The Luhimba Project...
and St Katharines
(from the Chew Valley Gazette)
Pupils at St Katharine`s C of E Primary School in Felton have
recently been gaining an insight into the way people in a remote African
village live. The school has joined the Luhimba Project and has formed a
link with the village school of Luhimba in East Africa.
Most of us will not have heard of Luhimba, but to
Paul Temple, a teacher at St Katharine`s, this Tanzanian village has
almost become a second home. Paul has been involved in a project to
support Luhimba for the past fourteen years, and during that time he has
seen the village move forward in so many ways. The project, which was
started by Michael and Angela Carey of Wrington in 1984, has focused on
education, health, clean water and agriculture, and has achieved
wonderful results in all these areas. For example, a new dispensary with
a qualified medical officer was opened last year. The villagers have
called it The Angela Carey Dispensary, and all the children born there
seem to be christened Michael or Angela! When the project was started
the villagers shared a water hole with the cattle. Now there are
nineteen water pumps in Luhimba.
The outstanding success of the Luhimba Project is
largely due to the fact that every aspect of the scheme has been at the
request of the villagers. At no time have the organisers imposed western
ideas. Everything that has been done has been within the culture,
tradition and understanding of the villagers. It has been a true
partnership, and consequently personal friendship and mutual
understanding have built up over the years.
Paul recalls his first visit to Luhimba - It was
a true culture shock. I found myself in this delightful mud-hutted
village, with no electricity, running water, vehicles or shops. I was
given such a wonderful welcome, and received hospitality which I had
never experienced before. I now return every year and live with the
friends I have made in the village.
Being a teacher, Paul has concentrated his work on
the village primary school. In the early stages the school was a very
run-down building with mud floors, very few desks, minimal resources ,
all of which were reflected in the low morale of the teaching staff. The
first job was to create a much better working environment, and this has
largely been accomplished. Floors have been concreted, walls plastered,
and there are desks for all children to sit on. The project has also
succeeded in building a second primary school in the outlying area of
Likarangilo. But there is still a desperate need for teaching resources
in both schools.
During his visit to Luhimba earlier this year Paul
was accompanied by Helen Sweet. Helen is at university in Bristol and
joined the project last year. She is planning to spend some time working
in Tanzania when she qualifies as a teacher next year. Both Paul and
Helen are committed to helping the two primary schools in Luhimba and,
with the support of North Somerset Education Authority, have set up a
sponsorship scheme amongst schools in the area.

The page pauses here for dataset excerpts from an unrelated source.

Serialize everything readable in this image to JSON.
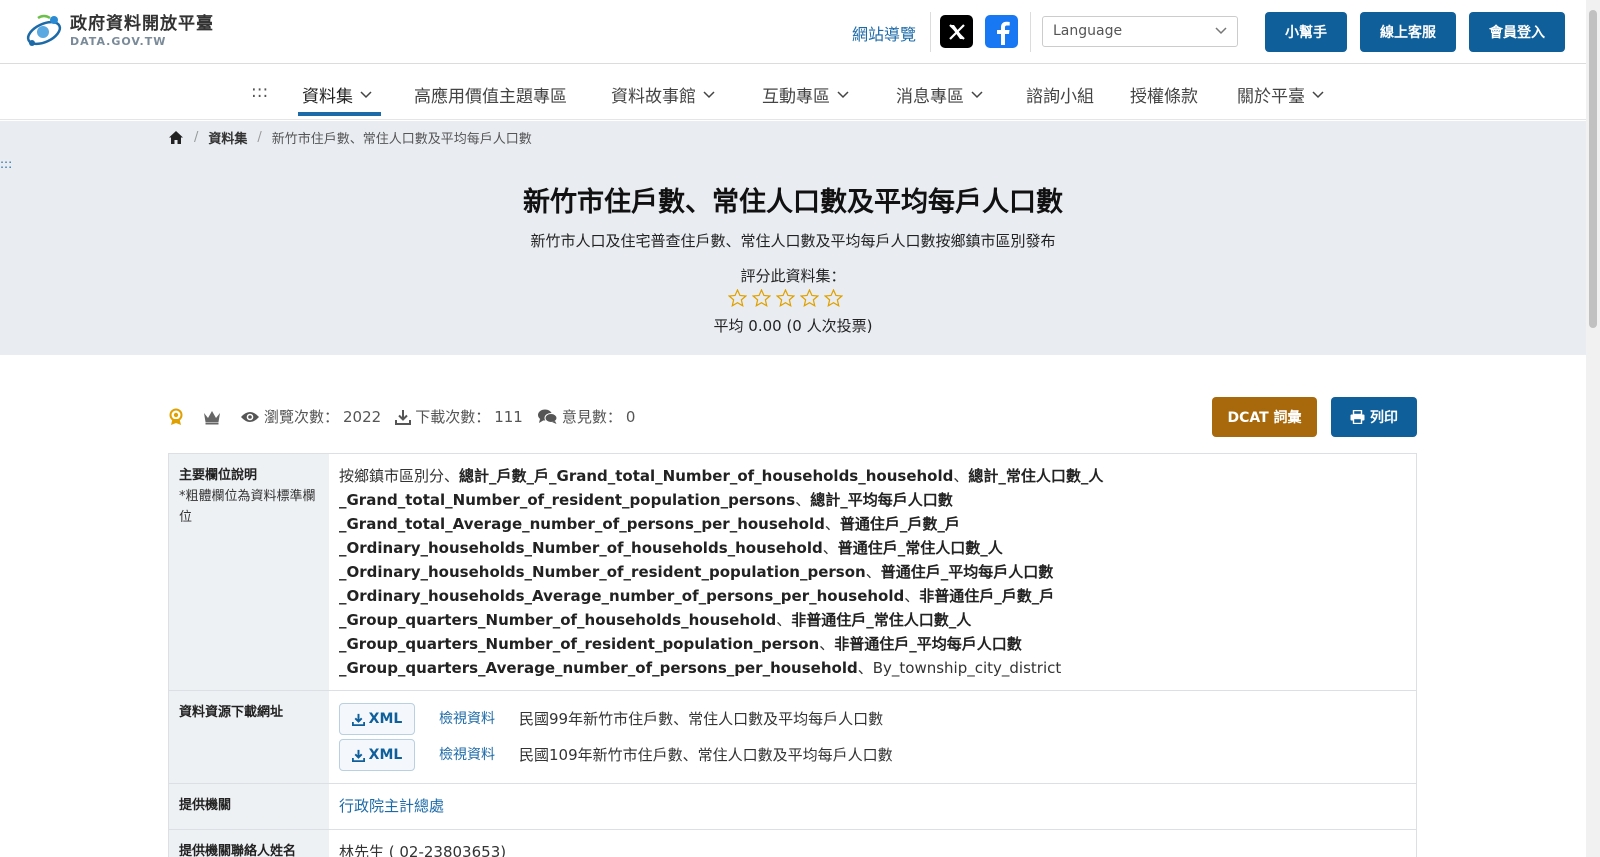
{
  "header": {
    "logo_cn": "政府資料開放平臺",
    "logo_en": "DATA.GOV.TW",
    "site_nav": "網站導覽",
    "language_placeholder": "Language",
    "btn_helper": "小幫手",
    "btn_service": "線上客服",
    "btn_login": "會員登入"
  },
  "nav": {
    "access": ":::",
    "items": [
      "資料集",
      "高應用價值主題專區",
      "資料故事館",
      "互動專區",
      "消息專區",
      "諮詢小組",
      "授權條款",
      "關於平臺"
    ],
    "active": "資料集"
  },
  "breadcrumb": {
    "level1": "資料集",
    "current": "新竹市住戶數、常住人口數及平均每戶人口數"
  },
  "hero": {
    "access": ":::",
    "title": "新竹市住戶數、常住人口數及平均每戶人口數",
    "subtitle": "新竹市人口及住宅普查住戶數、常住人口數及平均每戶人口數按鄉鎮市區別發布",
    "rate_label": "評分此資料集：",
    "stars_filled": 0,
    "stars_total": 5,
    "average": "平均 0.00 (0 人次投票)"
  },
  "stats": {
    "views_label": "瀏覽次數：",
    "views": "2022",
    "downloads_label": "下載次數：",
    "downloads": "111",
    "comments_label": "意見數：",
    "comments": "0",
    "btn_dcat": "DCAT 詞彙",
    "btn_print": "列印"
  },
  "table": {
    "fields_header": "主要欄位說明",
    "fields_note": "*粗體欄位為資料標準欄位",
    "fields_prefix": "按鄉鎮市區別分、",
    "fields_bold": [
      "總計_戶數_戶_Grand_total_Number_of_households_household",
      "總計_常住人口數_人_Grand_total_Number_of_resident_population_persons",
      "總計_平均每戶人口數_Grand_total_Average_number_of_persons_per_household",
      "普通住戶_戶數_戶_Ordinary_households_Number_of_households_household",
      "普通住戶_常住人口數_人_Ordinary_households_Number_of_resident_population_person",
      "普通住戶_平均每戶人口數_Ordinary_households_Average_number_of_persons_per_household",
      "非普通住戶_戶數_戶_Group_quarters_Number_of_households_household",
      "非普通住戶_常住人口數_人_Group_quarters_Number_of_resident_population_person",
      "非普通住戶_平均每戶人口數_Group_quarters_Average_number_of_persons_per_household"
    ],
    "fields_suffix": "By_township_city_district",
    "resources_header": "資料資源下載網址",
    "resources": [
      {
        "format": "XML",
        "view": "檢視資料",
        "name": "民國99年新竹市住戶數、常住人口數及平均每戶人口數"
      },
      {
        "format": "XML",
        "view": "檢視資料",
        "name": "民國109年新竹市住戶數、常住人口數及平均每戶人口數"
      }
    ],
    "agency_header": "提供機關",
    "agency": "行政院主計總處",
    "contact_header": "提供機關聯絡人姓名",
    "contact": "林先生 ( 02-23803653)"
  }
}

schools have pledged £50 per year for three years to help provide
teaching resources for the Luhimba Schools, and in return receive the
benefits of a real, ready-made international multicultural link,
including direct communication with the Luhimba children, sets of
artefacts, displays, updates on progress - in fact a real insight into
the way of life in a remote African village. Paul explains, It is a
wonderful opportunity for our children to be involved in such a project,
and to know that their efforts will have an immediate impact on the
lives of children in a developing country. Every penny raised goes to
the schools. It has always been the policy of the project leaders not to
take anything out of the funds for administration, travel etc. All these
expenses are met from our own pockets.